Create BigQuery Tables from Google Cloud Storage (Using SQL)
Creating BigQuery tables directly from files stored in Google Cloud Storage (GCS) is a common data engineering workflow. This method avoids manual downloads and enables scalable analytics pipelines.

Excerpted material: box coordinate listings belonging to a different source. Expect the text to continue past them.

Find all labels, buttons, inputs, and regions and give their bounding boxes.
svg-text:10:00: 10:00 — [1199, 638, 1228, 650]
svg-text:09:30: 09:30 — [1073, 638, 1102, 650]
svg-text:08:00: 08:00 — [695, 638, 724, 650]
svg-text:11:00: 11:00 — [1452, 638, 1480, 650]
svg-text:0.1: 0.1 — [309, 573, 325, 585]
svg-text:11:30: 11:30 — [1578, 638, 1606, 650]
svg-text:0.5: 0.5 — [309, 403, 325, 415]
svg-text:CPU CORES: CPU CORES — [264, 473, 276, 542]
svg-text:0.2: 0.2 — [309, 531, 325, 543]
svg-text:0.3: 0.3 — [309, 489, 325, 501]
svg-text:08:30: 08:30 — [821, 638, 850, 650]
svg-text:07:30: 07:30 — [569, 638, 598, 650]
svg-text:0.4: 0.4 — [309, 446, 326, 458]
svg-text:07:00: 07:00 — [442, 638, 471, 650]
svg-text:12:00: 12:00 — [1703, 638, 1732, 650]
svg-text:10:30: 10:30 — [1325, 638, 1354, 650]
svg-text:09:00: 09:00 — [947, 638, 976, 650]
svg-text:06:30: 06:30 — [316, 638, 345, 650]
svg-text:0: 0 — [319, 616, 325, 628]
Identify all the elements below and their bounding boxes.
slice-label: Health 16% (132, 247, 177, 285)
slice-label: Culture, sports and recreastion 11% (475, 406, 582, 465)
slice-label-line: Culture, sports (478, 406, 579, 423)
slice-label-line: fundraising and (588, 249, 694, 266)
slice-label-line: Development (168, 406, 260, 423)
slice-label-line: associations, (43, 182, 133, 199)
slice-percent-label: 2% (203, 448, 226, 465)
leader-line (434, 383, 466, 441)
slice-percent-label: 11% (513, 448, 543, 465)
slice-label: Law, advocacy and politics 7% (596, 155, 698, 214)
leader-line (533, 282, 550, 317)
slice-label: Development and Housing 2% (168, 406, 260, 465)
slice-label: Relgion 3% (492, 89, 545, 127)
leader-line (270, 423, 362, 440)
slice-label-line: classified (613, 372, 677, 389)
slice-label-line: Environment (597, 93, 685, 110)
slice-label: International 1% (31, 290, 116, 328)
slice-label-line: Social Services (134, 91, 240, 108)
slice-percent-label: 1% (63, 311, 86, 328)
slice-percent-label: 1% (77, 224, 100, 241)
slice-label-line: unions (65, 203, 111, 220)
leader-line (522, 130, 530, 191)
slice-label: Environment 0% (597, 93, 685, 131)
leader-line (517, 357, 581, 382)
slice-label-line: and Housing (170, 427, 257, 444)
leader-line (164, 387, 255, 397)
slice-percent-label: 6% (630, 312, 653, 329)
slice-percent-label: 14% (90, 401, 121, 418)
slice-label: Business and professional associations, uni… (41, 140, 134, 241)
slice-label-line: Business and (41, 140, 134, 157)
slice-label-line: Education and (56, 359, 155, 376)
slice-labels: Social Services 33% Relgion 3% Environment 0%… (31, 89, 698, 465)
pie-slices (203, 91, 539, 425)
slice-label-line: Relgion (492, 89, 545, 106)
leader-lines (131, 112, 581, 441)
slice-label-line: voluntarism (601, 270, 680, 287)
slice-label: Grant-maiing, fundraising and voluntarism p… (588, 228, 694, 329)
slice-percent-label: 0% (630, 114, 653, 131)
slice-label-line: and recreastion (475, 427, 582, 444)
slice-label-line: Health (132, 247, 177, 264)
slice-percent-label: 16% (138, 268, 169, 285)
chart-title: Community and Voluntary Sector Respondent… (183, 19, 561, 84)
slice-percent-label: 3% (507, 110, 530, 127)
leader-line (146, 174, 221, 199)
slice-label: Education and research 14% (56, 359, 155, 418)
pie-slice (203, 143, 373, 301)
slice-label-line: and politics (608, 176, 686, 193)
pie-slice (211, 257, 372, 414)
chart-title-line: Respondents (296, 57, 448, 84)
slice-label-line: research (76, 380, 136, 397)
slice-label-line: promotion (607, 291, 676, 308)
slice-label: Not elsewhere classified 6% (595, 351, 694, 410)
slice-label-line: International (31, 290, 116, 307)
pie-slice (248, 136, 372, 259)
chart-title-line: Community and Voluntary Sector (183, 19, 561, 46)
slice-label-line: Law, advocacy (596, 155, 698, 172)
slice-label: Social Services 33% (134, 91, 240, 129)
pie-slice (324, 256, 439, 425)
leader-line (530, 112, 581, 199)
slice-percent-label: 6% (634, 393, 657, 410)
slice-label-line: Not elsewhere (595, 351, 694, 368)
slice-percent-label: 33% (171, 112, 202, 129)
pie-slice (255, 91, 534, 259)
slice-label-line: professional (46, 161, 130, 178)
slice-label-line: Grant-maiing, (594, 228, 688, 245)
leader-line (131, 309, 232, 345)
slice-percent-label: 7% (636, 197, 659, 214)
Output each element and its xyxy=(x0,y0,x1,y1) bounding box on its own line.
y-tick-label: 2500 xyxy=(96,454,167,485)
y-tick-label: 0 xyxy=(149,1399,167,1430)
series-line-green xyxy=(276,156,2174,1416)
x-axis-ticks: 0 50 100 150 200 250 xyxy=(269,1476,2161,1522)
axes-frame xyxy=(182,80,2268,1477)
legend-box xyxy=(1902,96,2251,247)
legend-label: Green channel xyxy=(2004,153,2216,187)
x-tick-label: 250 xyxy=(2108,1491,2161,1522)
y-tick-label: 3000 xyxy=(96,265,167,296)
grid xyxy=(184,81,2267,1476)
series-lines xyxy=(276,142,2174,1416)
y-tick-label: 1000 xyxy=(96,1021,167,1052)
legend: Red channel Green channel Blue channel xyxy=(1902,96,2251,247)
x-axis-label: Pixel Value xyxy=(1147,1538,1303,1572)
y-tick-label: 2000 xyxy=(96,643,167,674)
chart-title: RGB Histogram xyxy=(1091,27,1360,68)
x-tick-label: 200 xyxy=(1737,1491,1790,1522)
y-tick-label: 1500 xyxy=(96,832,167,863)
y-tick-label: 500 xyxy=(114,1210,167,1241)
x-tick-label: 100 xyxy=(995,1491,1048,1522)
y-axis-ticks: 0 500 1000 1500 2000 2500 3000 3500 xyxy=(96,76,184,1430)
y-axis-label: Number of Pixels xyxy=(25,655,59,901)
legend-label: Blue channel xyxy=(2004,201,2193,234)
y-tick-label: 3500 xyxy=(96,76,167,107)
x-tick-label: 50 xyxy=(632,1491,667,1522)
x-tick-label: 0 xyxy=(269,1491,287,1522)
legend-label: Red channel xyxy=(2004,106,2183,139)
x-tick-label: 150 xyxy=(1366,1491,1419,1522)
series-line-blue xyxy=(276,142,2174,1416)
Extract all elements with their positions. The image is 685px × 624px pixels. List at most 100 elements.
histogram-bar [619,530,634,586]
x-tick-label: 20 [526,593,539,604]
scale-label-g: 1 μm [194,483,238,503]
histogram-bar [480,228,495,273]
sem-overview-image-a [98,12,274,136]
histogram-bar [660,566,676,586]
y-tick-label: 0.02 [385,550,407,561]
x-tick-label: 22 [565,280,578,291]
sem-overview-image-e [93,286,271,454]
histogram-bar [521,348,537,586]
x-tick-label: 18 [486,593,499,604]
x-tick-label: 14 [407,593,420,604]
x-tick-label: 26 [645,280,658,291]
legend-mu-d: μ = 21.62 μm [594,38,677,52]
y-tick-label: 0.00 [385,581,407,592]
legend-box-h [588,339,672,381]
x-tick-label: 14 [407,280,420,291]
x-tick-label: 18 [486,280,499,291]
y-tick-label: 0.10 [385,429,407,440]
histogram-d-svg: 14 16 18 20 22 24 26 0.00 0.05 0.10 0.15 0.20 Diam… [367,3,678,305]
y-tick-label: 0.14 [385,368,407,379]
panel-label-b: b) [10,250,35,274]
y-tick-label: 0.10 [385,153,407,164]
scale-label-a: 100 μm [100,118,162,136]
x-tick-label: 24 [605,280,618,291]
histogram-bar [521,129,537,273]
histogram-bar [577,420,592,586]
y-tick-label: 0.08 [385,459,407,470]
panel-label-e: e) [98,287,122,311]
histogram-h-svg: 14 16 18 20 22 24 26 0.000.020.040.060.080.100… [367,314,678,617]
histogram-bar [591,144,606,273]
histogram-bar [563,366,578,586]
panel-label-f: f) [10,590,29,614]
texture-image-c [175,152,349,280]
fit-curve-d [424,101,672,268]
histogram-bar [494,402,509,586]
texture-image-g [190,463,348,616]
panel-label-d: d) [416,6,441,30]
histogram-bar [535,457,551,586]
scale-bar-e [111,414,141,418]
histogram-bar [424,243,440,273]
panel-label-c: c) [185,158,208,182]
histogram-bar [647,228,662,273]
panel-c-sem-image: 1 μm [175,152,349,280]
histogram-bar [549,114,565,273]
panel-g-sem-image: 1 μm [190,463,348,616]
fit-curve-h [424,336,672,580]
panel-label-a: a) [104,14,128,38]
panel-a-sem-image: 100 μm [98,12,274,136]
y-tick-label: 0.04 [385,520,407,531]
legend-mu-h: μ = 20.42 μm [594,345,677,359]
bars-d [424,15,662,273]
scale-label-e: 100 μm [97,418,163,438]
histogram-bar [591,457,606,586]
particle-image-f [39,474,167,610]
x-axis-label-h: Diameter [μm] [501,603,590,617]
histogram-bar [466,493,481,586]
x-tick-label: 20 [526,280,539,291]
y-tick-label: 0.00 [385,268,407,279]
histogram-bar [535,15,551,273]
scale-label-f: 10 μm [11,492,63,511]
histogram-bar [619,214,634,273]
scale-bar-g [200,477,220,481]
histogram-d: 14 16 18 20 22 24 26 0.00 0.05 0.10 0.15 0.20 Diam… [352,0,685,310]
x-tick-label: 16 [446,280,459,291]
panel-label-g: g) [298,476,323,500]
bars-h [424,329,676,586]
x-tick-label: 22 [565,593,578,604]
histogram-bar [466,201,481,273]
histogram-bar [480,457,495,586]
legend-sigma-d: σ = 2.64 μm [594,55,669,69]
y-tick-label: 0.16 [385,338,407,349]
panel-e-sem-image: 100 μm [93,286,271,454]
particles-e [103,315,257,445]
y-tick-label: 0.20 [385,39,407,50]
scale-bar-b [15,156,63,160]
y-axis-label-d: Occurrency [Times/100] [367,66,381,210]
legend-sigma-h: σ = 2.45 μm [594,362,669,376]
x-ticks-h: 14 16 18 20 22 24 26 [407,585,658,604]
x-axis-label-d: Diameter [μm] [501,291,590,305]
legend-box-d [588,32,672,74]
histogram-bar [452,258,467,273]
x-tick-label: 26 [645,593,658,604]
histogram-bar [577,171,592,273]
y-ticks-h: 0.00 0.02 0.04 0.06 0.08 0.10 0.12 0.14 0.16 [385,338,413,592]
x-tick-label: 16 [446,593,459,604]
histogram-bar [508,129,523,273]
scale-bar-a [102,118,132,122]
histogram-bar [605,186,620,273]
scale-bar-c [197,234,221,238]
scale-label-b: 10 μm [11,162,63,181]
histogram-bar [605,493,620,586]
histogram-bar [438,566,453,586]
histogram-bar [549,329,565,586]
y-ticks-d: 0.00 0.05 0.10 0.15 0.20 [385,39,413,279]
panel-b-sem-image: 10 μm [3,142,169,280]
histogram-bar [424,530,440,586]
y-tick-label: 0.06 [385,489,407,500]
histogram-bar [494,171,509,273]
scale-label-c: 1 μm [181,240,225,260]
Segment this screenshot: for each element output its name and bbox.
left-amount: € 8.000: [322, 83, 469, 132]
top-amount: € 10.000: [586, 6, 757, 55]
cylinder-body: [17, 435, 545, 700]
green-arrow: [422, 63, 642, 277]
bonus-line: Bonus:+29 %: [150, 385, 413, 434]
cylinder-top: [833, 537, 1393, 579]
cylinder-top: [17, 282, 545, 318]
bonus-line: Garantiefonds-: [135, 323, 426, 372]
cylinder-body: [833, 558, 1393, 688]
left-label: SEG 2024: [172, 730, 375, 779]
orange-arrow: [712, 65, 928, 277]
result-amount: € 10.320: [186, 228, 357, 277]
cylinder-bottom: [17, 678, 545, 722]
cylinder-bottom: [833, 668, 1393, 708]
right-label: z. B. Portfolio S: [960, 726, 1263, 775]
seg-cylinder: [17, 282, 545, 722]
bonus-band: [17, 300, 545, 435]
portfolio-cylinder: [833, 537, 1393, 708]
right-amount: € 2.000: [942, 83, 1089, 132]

Below is a step-by-step guide using BigQuery SQL.
Prerequisites
Before creating the table:
- A Google Cloud Storage bucket with files
- Supported file formats: CSV, JSON, Parquet, ORC, Avro
- BigQuery dataset created
- Required permissions:
- BigQuery Data Editor
- Storage Object Viewer
🎯 Goal
Load a CSV file stored in:
gs://new-bucket-via-python-sdk/Sample Data.csv
into a BigQuery table:
ashishcoder.Coding_Dataset.gcstable
Step 1: Create BigQuery Table
SQL
CREATE OR REPLACE TABLE `ashishcoder.Coding_Dataset.gcstable` ( EmployeeID INT64, Name STRING, Age INT64, Salary INT64, Department STRING, Gender STRING );
Explanation
- EmployeeID (INT64) → Unique employee ID
- Name (STRING) → Employee name
- Age (INT64) → Age
- Salary (INT64) → Salary
- Department (STRING) → Department
- Gender (STRING) → Gender
- CREATE OR REPLACE overwrites the table if it already exists
Step 2: Load Data from GCS into BigQuery
The LOAD DATA statement loads data from one or more files into a table.
SQL
LOAD DATA OVERWRITE `ashishcoder.Coding_Dataset.gcstable` FROM FILES ( format = 'CSV', uris = ['gs://new-bucket-via-python-sdk/Sample Data.csv'], skip_leading_rows = 1 );
Parameter Breakdown
LOAD DATA OVERWRITE
- Loads data into the table
- Replaces existing data
a) format → Specifies the file type. Supported formats:
- CSV
- NEWLINE_DELIMITED_JSON
- PARQUET
- AVRO
- ORC
b) uris → Specifies the location of files.
Examples:
uris = ['gs://bucket/file.csv'] # Multiple files uris = ['gs://bucket/*.csv']
c) skip_leading_rows → Skips header rows in the file.